GIAF First Thought Talks: A New and Frightening Home? with Fintan O'Toole
Galway International Arts Festival presented its winter First Thought Talks series on 30 November and 1 December 2018. In this talk, The Irish Times journalist Fintan O'Toole discusses his new book, Heroic Failure: Brexit and the Politics of Pain, a ruthless dissection of the psychology and politics of Brexit.

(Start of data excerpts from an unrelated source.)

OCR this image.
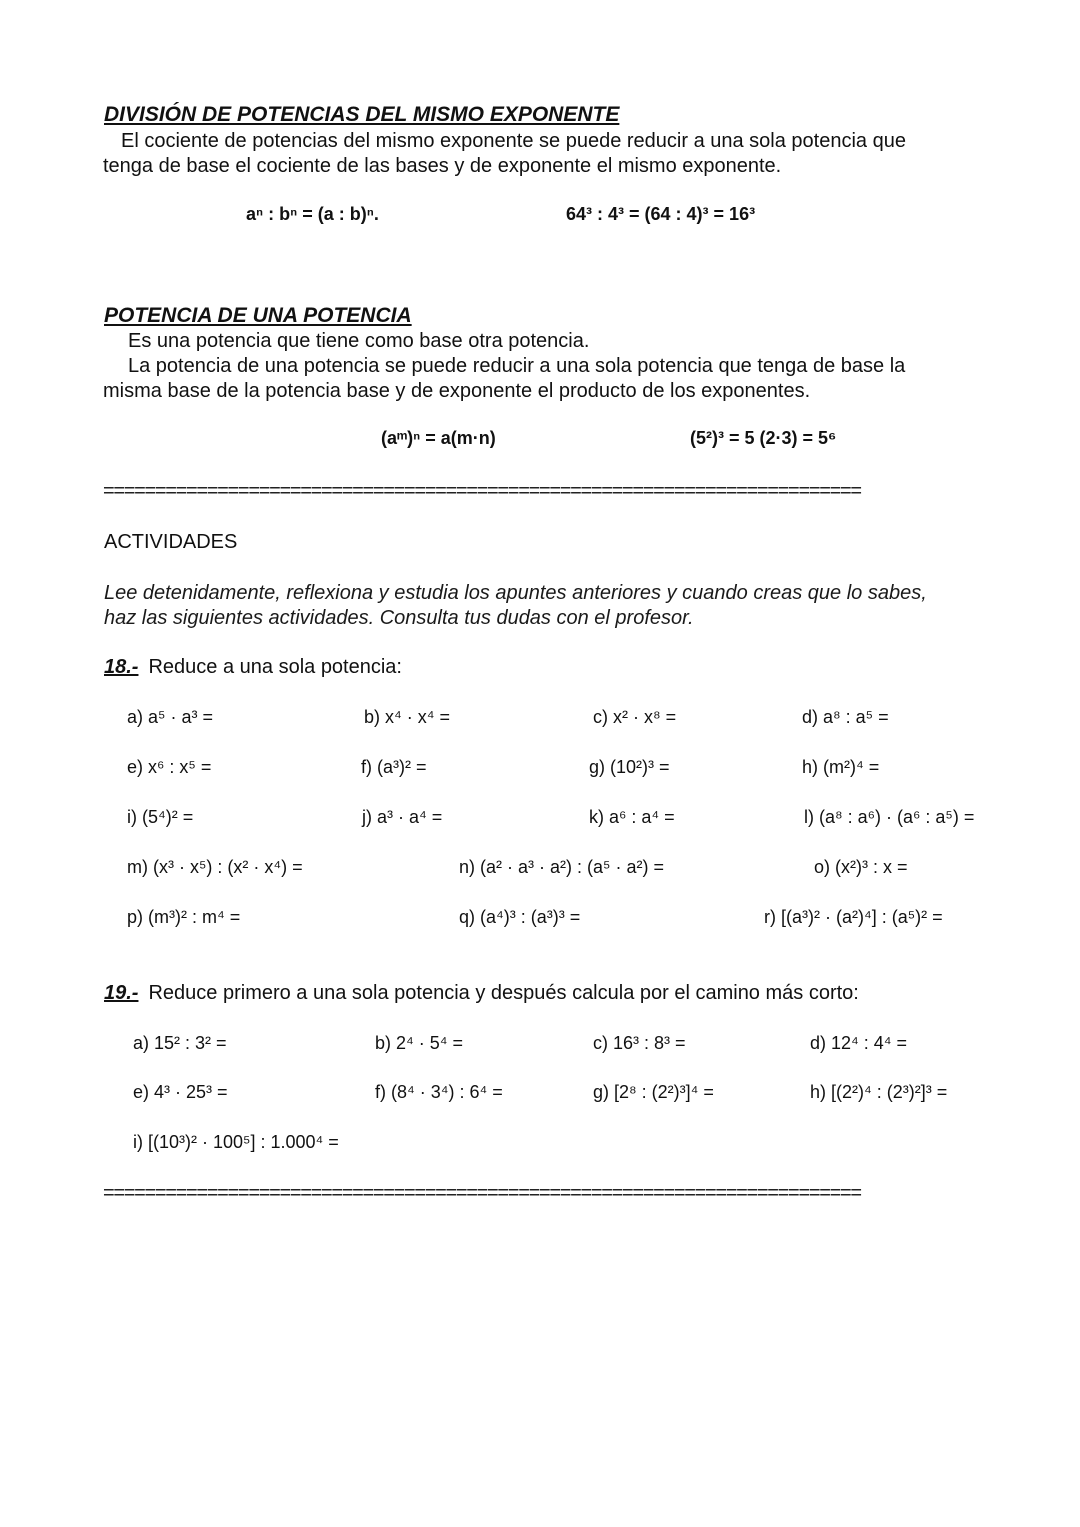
DIVISIÓN DE POTENCIAS DEL MISMO EXPONENTE
El cociente de potencias del mismo exponente se puede reducir a una sola potencia que
tenga de base el cociente de las bases y de exponente el mismo exponente.
aⁿ : bⁿ = (a : b)ⁿ.	64³ : 4³ = (64 : 4)³ = 16³
POTENCIA DE UNA POTENCIA
Es una potencia que tiene como base otra potencia.
La potencia de una potencia se puede reducir a una sola potencia que tenga de base la
misma base de la potencia base y de exponente el producto de los exponentes.
(aᵐ)ⁿ = a(m·n)	(5²)³ = 5 (2·3) = 5⁶
=========================================================================
ACTIVIDADES
Lee detenidamente, reflexiona y estudia los apuntes anteriores y cuando creas que lo sabes,
haz las siguientes actividades. Consulta tus dudas con el profesor.
18.- Reduce a una sola potencia:
a) a⁵ · a³ =	b) x⁴ · x⁴ =	c) x² · x⁸ =	d) a⁸ : a⁵ =
e) x⁶ : x⁵ =	f) (a³)² =	g) (10²)³ =	h) (m²)⁴ =
i) (5⁴)² =	j) a³ · a⁴ =	k) a⁶ : a⁴ =	l) (a⁸ : a⁶) · (a⁶ : a⁵) =
m) (x³ · x⁵) : (x² · x⁴) =	n) (a² · a³ · a²) : (a⁵ · a²) =	o) (x²)³ : x =
p) (m³)² : m⁴ =	q) (a⁴)³ : (a³)³ =	r) [(a³)² · (a²)⁴] : (a⁵)² =
19.- Reduce primero a una sola potencia y después calcula por el camino más corto:
a) 15² : 3² =	b) 2⁴ · 5⁴ =	c) 16³ : 8³ =	d) 12⁴ : 4⁴ =
e) 4³ · 25³ =	f) (8⁴ · 3⁴) : 6⁴ =	g) [2⁸ : (2²)³]⁴ =	h) [(2²)⁴ : (2³)²]³ =
i) [(10³)² · 100⁵] : 1.000⁴ =
=========================================================================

Fintan O’Toole is probably Ireland’s best-known journalist, with many books to his name and a widely read column in The Irish Times. Watch this video to find out trivial journalistic lies became far from trivial national obsessions; how the pose of camp indifference to truth and historical fact has come to define the style of an entire political elite; the redefinition of a country that once had colonies as an oppressed nation requiring liberation; the strange gastronomic and political significance of prawn-flavoured crisps and their role in the rise of Boris Johnson; the dreams of revolutionary deregulation and privatisation that drive Arron Banks, Nigel Farage and Jacob Rees-Mogg; and the silent rise of English nationalism, the force that dare not speak its name.
It also looks at the fatal attraction of heroic failure, once a self-deprecating cult in a hugely successful empire that could well afford the occasional disaster: the Charge of the Light Brigade, Franklin lost in the Arctic, Captain Scott so near yet so far from the South Pole.
Fintan is introduced by Catriona Crowe, Curator of Galway International Arts Festival's First Thoughts Talks discussion series.
Fintan's work has also appeared in The Guardian and The New York Times.